Le Nom de l'amour est une Anthologie
1975-2015, de Nuno Júdice, composée
par sa femme Manuela Júdice, et traduite
du portugais par
Max de Carvalho.
L'érotisme, l'érotisme et encore l'érotisme.
L'amour, l'amour et toujours l'amour.
Ce recueil est en outre émaillé de réflexions
sur la poésie, le poème, l'art poétique.
Nuno Júdice s'interroge également sur ce Dieu
qui " n'a pas besoin de temps pour exister " à la
différence de nous autres les humains.
Ainsi :
" SOUDAIN IL SURGIT, ET IL A TON VISAGE
Le paradis terrestre est une fleur verte.
Les arbres se fendent par le milieu.
Ce qui est successif se perd.
Si le temps change les êtres et les choses,
je remarque la différence et je me consume.

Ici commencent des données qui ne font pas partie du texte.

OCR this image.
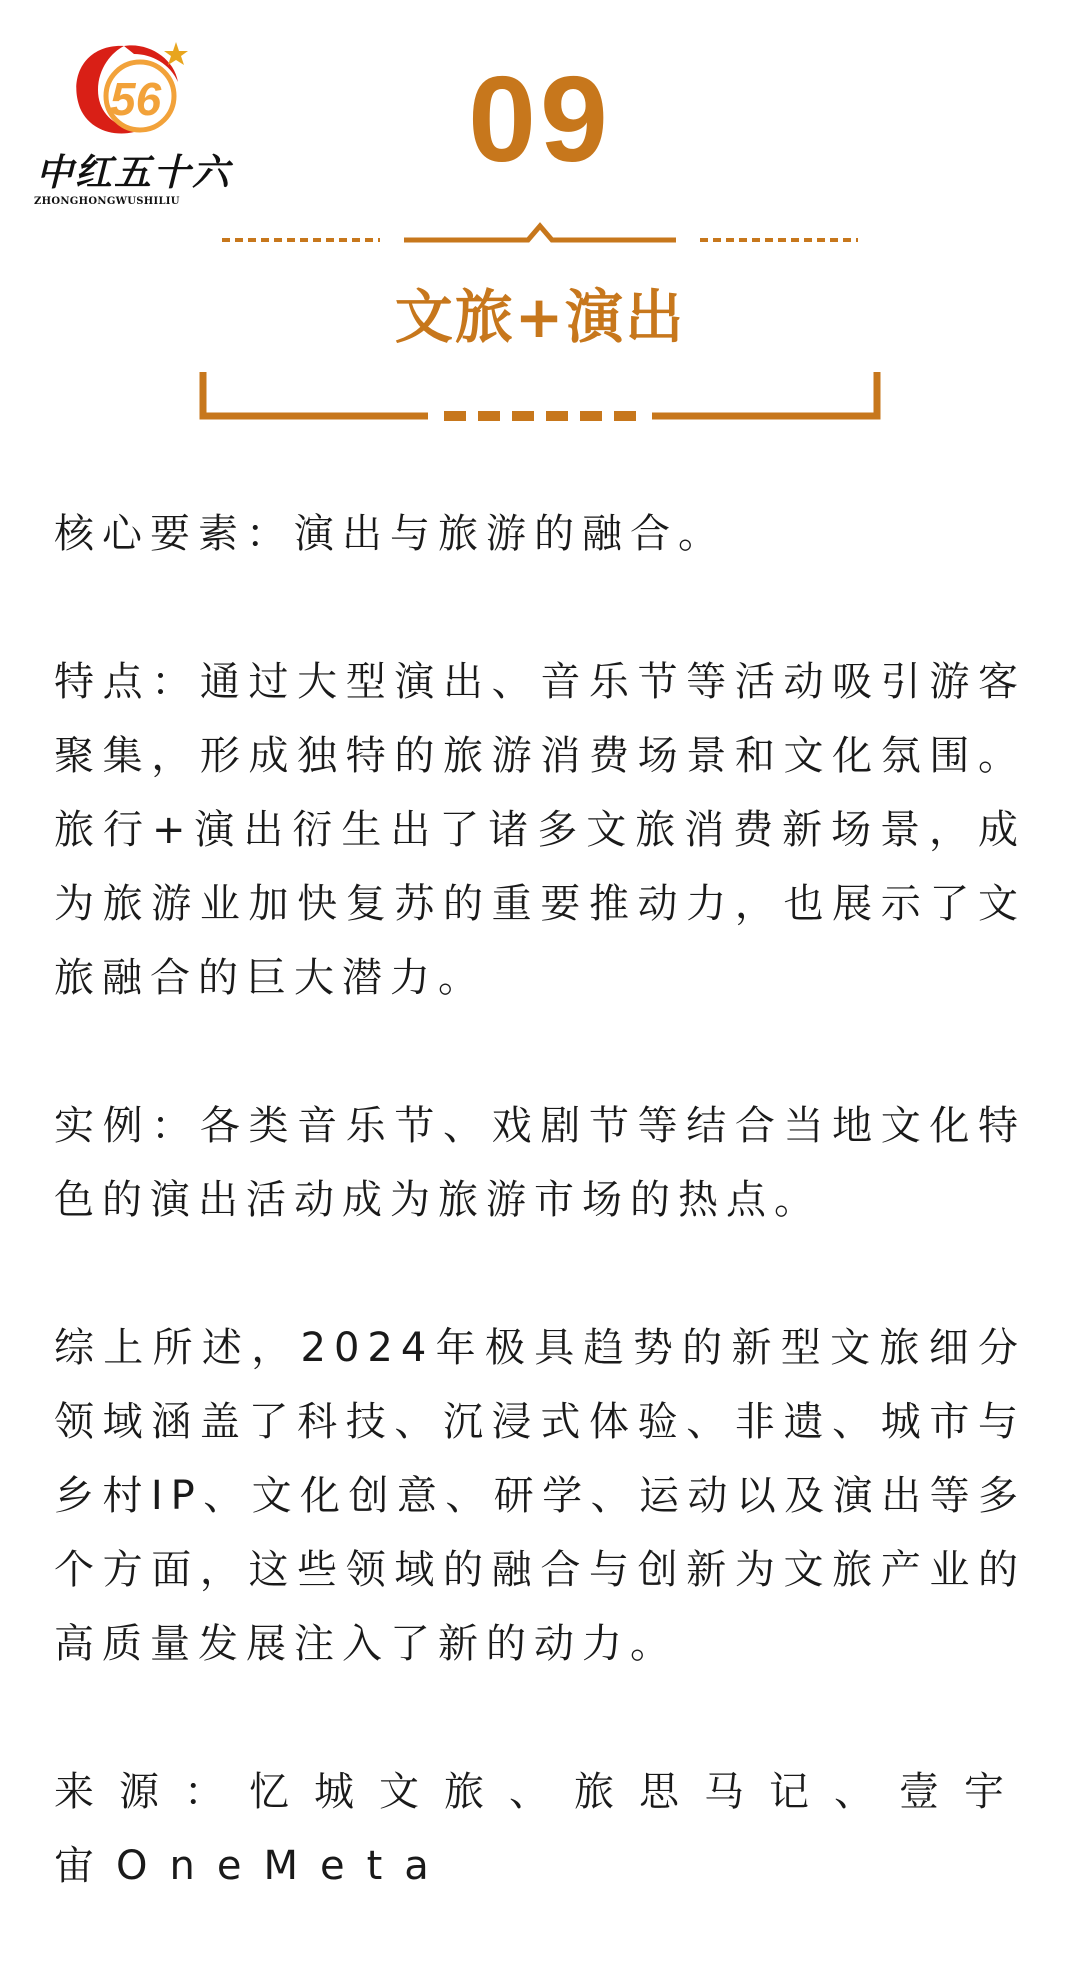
56
中红五十六
ZHONGHONGWUSHILIU
09
文旅+演出

核心要素：演出与旅游的融合。

特点：通过大型演出、音乐节等活动吸引游客聚集，形成独特的旅游消费场景和文化氛围。旅行+演出衍生出了诸多文旅消费新场景，成为旅游业加快复苏的重要推动力，也展示了文旅融合的巨大潜力。

实例：各类音乐节、戏剧节等结合当地文化特色的演出活动成为旅游市场的热点。

综上所述，2024年极具趋势的新型文旅细分领域涵盖了科技、沉浸式体验、非遗、城市与乡村IP、文化创意、研学、运动以及演出等多个方面，这些领域的融合与创新为文旅产业的高质量发展注入了新的动力。

来源：忆城文旅、旅思马记、壹宇宙OneMeta
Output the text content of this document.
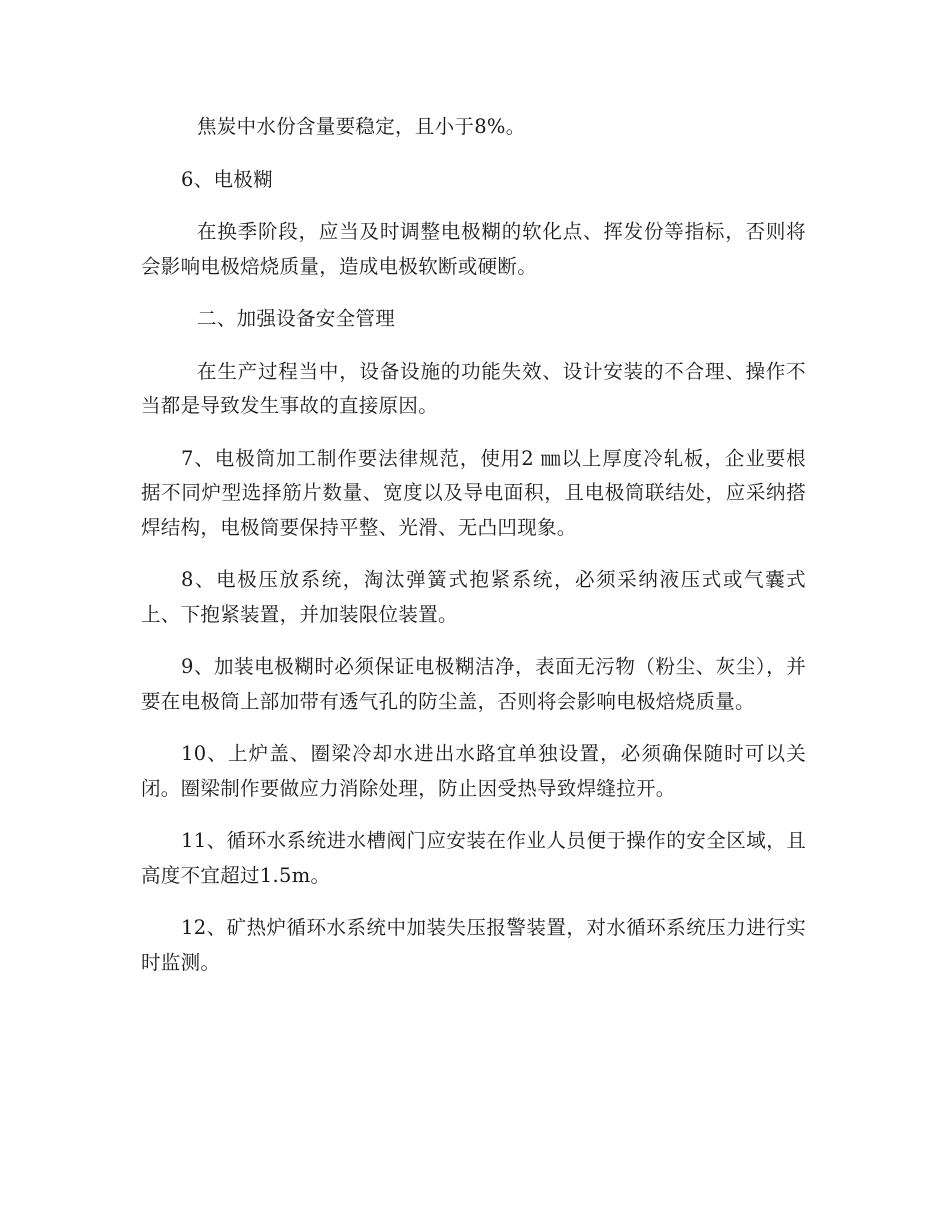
焦炭中水份含量要稳定，且小于8%。

6、电极糊

在换季阶段，应当及时调整电极糊的软化点、挥发份等指标，否则将会影响电极焙烧质量，造成电极软断或硬断。

二、加强设备安全管理

在生产过程当中，设备设施的功能失效、设计安装的不合理、操作不当都是导致发生事故的直接原因。

7、电极筒加工制作要法律规范，使用2 ㎜以上厚度冷轧板，企业要根据不同炉型选择筋片数量、宽度以及导电面积，且电极筒联结处，应采纳搭焊结构，电极筒要保持平整、光滑、无凸凹现象。

8、电极压放系统，淘汰弹簧式抱紧系统，必须采纳液压式或气囊式上、下抱紧装置，并加装限位装置。

9、加装电极糊时必须保证电极糊洁净，表面无污物（粉尘、灰尘），并要在电极筒上部加带有透气孔的防尘盖，否则将会影响电极焙烧质量。

10、上炉盖、圈梁冷却水进出水路宜单独设置，必须确保随时可以关闭。圈梁制作要做应力消除处理，防止因受热导致焊缝拉开。

11、循环水系统进水槽阀门应安装在作业人员便于操作的安全区域，且高度不宜超过1.5m。

12、矿热炉循环水系统中加装失压报警装置，对水循环系统压力进行实时监测。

Le soleil est une faute de grammaire, les lueurs de l'aube
une feuille blanche à la transparence des lampes.
Alors les bruit retentissent. Ils résonnent
dans les fenêtres,
à l'intérieur des boîtes depuis longtemps fermées,
du fond des tasses de café à demi pleines.
C'est tout et, plus
que tout, c'est toi,
entourée d'arbres et de matin,
dans l'éclat des yeux,
dans ce seul éclat d'un clair regard.
p.8
" AMOUR
Un poème, dis-tu, où
l'amour se déclare,
résumant tout en mots.
Mais ce qui fut vécu,
les mots, qu'en
gardent-ils ?
Une poussière de syllabes,
une pauvre cadence
grammaticale, sans rime ni raison…
p.15
" STROPHE
Ta chevelure me ramène à
une notion de réalité. Je la touche,
comme si tu naissais d'elle ‒ vénus
végétale d'une souterraine mythologie ‒
ou comme si à l'intérieur de tes phrases
une fenêtre s'ouvrait. Et j'épie
l'autre côté, où le paysage
s'éclaire des formes de ton corps
- vallées et collines qu'arrosent
les rivières invisibles de l'amour.
p.22
" ART POÉTIQUE AVEC UNE CITATION DE HÖDERLIN
…
J'ai cueilli ce poème. Je l'ai mis dans l'eau,
comme la rose, pour qu'il soit emporté sur un long fleuve
de strophes. Son corps, nu comme celui de cette femme
obscurément aimée en rêve, a bu à la sève
des lacs, aux veines souterraines d'ancestrales
humidité, pour s'ouvrir comme le ventre de
la fleur elle-même. Emportant dans son sillage mes yeux,
au creux d'une barque aussi profonde que sa
mort.
p.25
" L'AMOUR
Dieu – il gît peut-être ici, dans cette
part de moi-même et de toi, tout en ce qui
subsiste de toi ? Il est sur tes
lèvres, dans ta voix, tes yeux,
peut-être marche-t-il parme ces
fils abstraits de tes cheveux que j'effeuille,
entre les doigts du souvenir, lorsque je les
évoque.
Il existe : voilà ce que je sais lorsque
je me souviens de toi.
…
Ici, un dieu ne vit pas tout seul,
lorsque l'amour nous réunit. Il descend des confins
de l'éternité, quitte son plus lointain
infini, pour s'asseoir au pied du lit comme
un chien et écouter la musique de la nuit.